Here is a simple example:
{ // dependent type in function
def dep[B](a: Any, bs: Seq[B]): Seq[(a.type, B)] = {
val result: Seq[(a.type, B)] = bs.map { b =>
(a: a.type) -> (b: B)
}
result
}
val ss = dep(3, Seq("a"))
val ss2: Seq[(3, String)] = ss
}
It works because a.type
automatically resolves to 3.type
at call site, despite that a
doesn't even have a deterministic path at definition site.
Works fine so far, but with a little twist, the call site expansion will no longer work:
{ // in case class
class Dep[B](a: Any, bs: Seq[B]) {
def result: Seq[(a.type, Any)] = {
val result: Seq[(a.type, B)] = bs.map { b =>
(a: a.type) -> (b: B)
}
result
}
}
object ss extends Dep(3, Seq("a"))
val ss2: Seq[(3, String)] = ss.result
}
/*
Found: Seq[((ss.a : Any), Any)]
Required: Seq[((3 : Int), String)]
Explanation
===========
Tree: ss.result
I tried to show that
Seq[((ss.a : Any), Any)]
conforms to
Seq[((3 : Int), String)]
but the comparison trace ended with `false`:
*/
Since Dep
is now a class constructor, the call site will stick to its member type definition instead of call site type. This caused a lot of confusion and violation of constructor function principles, Is there a way to augment the compiler to unify these 2 cases?
The closest I could come up with is to use an auxiliary constructor, but it only generates some inscrutable compiling error:
{ // in case class, as auxiliary constructor
case class Dep[A, B](a: A, bs: Seq[B]) {
def this[B](a: Any, bs: Seq[B]) = this[a.type, B](a, bs)

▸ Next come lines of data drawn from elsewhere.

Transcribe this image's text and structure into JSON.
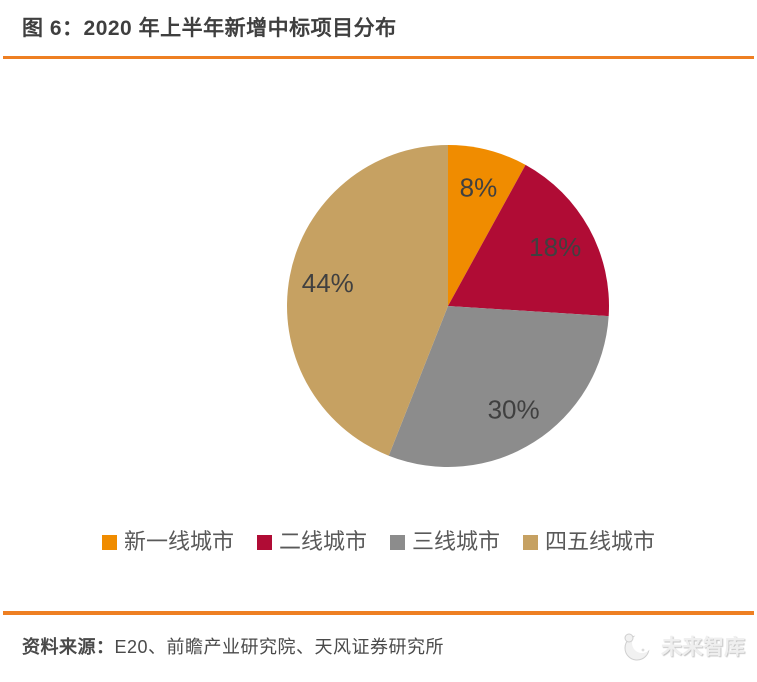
{
  "header": {
    "title": "图 6：2020 年上半年新增中标项目分布"
  },
  "chart_data": {
    "type": "pie",
    "title": "2020 年上半年新增中标项目分布",
    "categories": [
      "新一线城市",
      "二线城市",
      "三线城市",
      "四五线城市"
    ],
    "values": [
      8,
      18,
      30,
      44
    ],
    "unit": "%",
    "start_angle_deg": 0,
    "direction": "clockwise",
    "legend_position": "bottom",
    "data_labels": "percent-inside",
    "slices": [
      {
        "name": "新一线城市",
        "value": 8,
        "label": "8%",
        "color": "#F08C00"
      },
      {
        "name": "二线城市",
        "value": 18,
        "label": "18%",
        "color": "#B00C35"
      },
      {
        "name": "三线城市",
        "value": 30,
        "label": "30%",
        "color": "#8C8C8C"
      },
      {
        "name": "四五线城市",
        "value": 44,
        "label": "44%",
        "color": "#C6A162"
      }
    ]
  },
  "footer": {
    "source_label": "资料来源：",
    "source_text": "E20、前瞻产业研究院、天风证券研究所",
    "logo_text": "未来智库",
    "logo_icon": "crescent-moon-icon"
  },
  "colors": {
    "accent_rule": "#EE7F22",
    "title_text": "#3F3F3F",
    "slice_label_text": "#404040",
    "legend_text": "#595959",
    "source_text": "#4A4A4A",
    "logo_watermark": "#EFEFEF"
  }
}
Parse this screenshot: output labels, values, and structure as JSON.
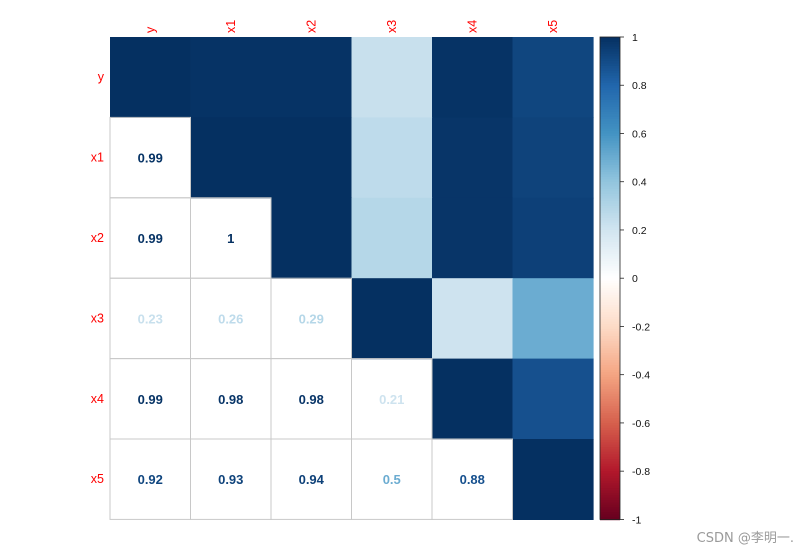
{
  "chart_data": {
    "type": "heatmap",
    "variables": [
      "y",
      "x1",
      "x2",
      "x3",
      "x4",
      "x5"
    ],
    "matrix": [
      [
        1,
        0.99,
        0.99,
        0.23,
        0.99,
        0.92
      ],
      [
        0.99,
        1,
        1,
        0.26,
        0.98,
        0.93
      ],
      [
        0.99,
        1,
        1,
        0.29,
        0.98,
        0.94
      ],
      [
        0.23,
        0.26,
        0.29,
        1,
        0.21,
        0.5
      ],
      [
        0.99,
        0.98,
        0.98,
        0.21,
        1,
        0.88
      ],
      [
        0.92,
        0.93,
        0.94,
        0.5,
        0.88,
        1
      ]
    ],
    "lower_triangle_labels": [
      {
        "row": "x1",
        "col": "y",
        "label": "0.99"
      },
      {
        "row": "x2",
        "col": "y",
        "label": "0.99"
      },
      {
        "row": "x2",
        "col": "x1",
        "label": "1"
      },
      {
        "row": "x3",
        "col": "y",
        "label": "0.23"
      },
      {
        "row": "x3",
        "col": "x1",
        "label": "0.26"
      },
      {
        "row": "x3",
        "col": "x2",
        "label": "0.29"
      },
      {
        "row": "x4",
        "col": "y",
        "label": "0.99"
      },
      {
        "row": "x4",
        "col": "x1",
        "label": "0.98"
      },
      {
        "row": "x4",
        "col": "x2",
        "label": "0.98"
      },
      {
        "row": "x4",
        "col": "x3",
        "label": "0.21"
      },
      {
        "row": "x5",
        "col": "y",
        "label": "0.92"
      },
      {
        "row": "x5",
        "col": "x1",
        "label": "0.93"
      },
      {
        "row": "x5",
        "col": "x2",
        "label": "0.94"
      },
      {
        "row": "x5",
        "col": "x3",
        "label": "0.5"
      },
      {
        "row": "x5",
        "col": "x4",
        "label": "0.88"
      }
    ],
    "legend": {
      "range": [
        -1,
        1
      ],
      "ticks": [
        "1",
        "0.8",
        "0.6",
        "0.4",
        "0.2",
        "0",
        "-0.2",
        "-0.4",
        "-0.6",
        "-0.8",
        "-1"
      ],
      "placement": "right"
    },
    "colors": {
      "label_color": "#ff0000",
      "scale": [
        "#67001f",
        "#b2182b",
        "#d6604d",
        "#f4a582",
        "#fddbc7",
        "#ffffff",
        "#d1e5f0",
        "#92c5de",
        "#4393c3",
        "#2166ac",
        "#053061"
      ]
    }
  },
  "watermark": "CSDN @李明一."
}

def result: Seq[(A, Any)] = {
val result: Seq[(A, B)] = bs.map { b =>
(a: A) -> (b: B)
}
result
}
}
}
/*
None of the overloaded alternatives of constructor Dep in class Dep with types
[A, B](): Dep[A, B]
[A, B](a: A, bs: Seq[B]): Dep[A, B]
match arguments (Null)
*/
Here is a suggestion that avoids all the trouble with constructors our auxiliary types A
for a
:
abstract class Dep[B](bs: Seq[B]) {
val a: Any
def result: Seq[(a.type, B)] = bs.map(a -> _)
}
object Obj extends Dep(Seq("a")):
val a: 3 = 3
val s: Seq[(3, String)] = Obj.result
The point is that it doesn't let any values disappear into / resurface from any calls (method calls or constructor calls): it just defines a completely static a
on a completely static singleton object.
I've found that the same pattern scales just fine to much more complex Obj
-definitions with lots of subcomponents, which in turn have many more dependent member types that are much more complicated that the singleton .type
. Additionally, it provides a good place for the compiler to inline
all the macros defined in Dep1
... DepN
into the Obj
(something that doesn't work with constructors at all, because you cannot pass macros into constructors).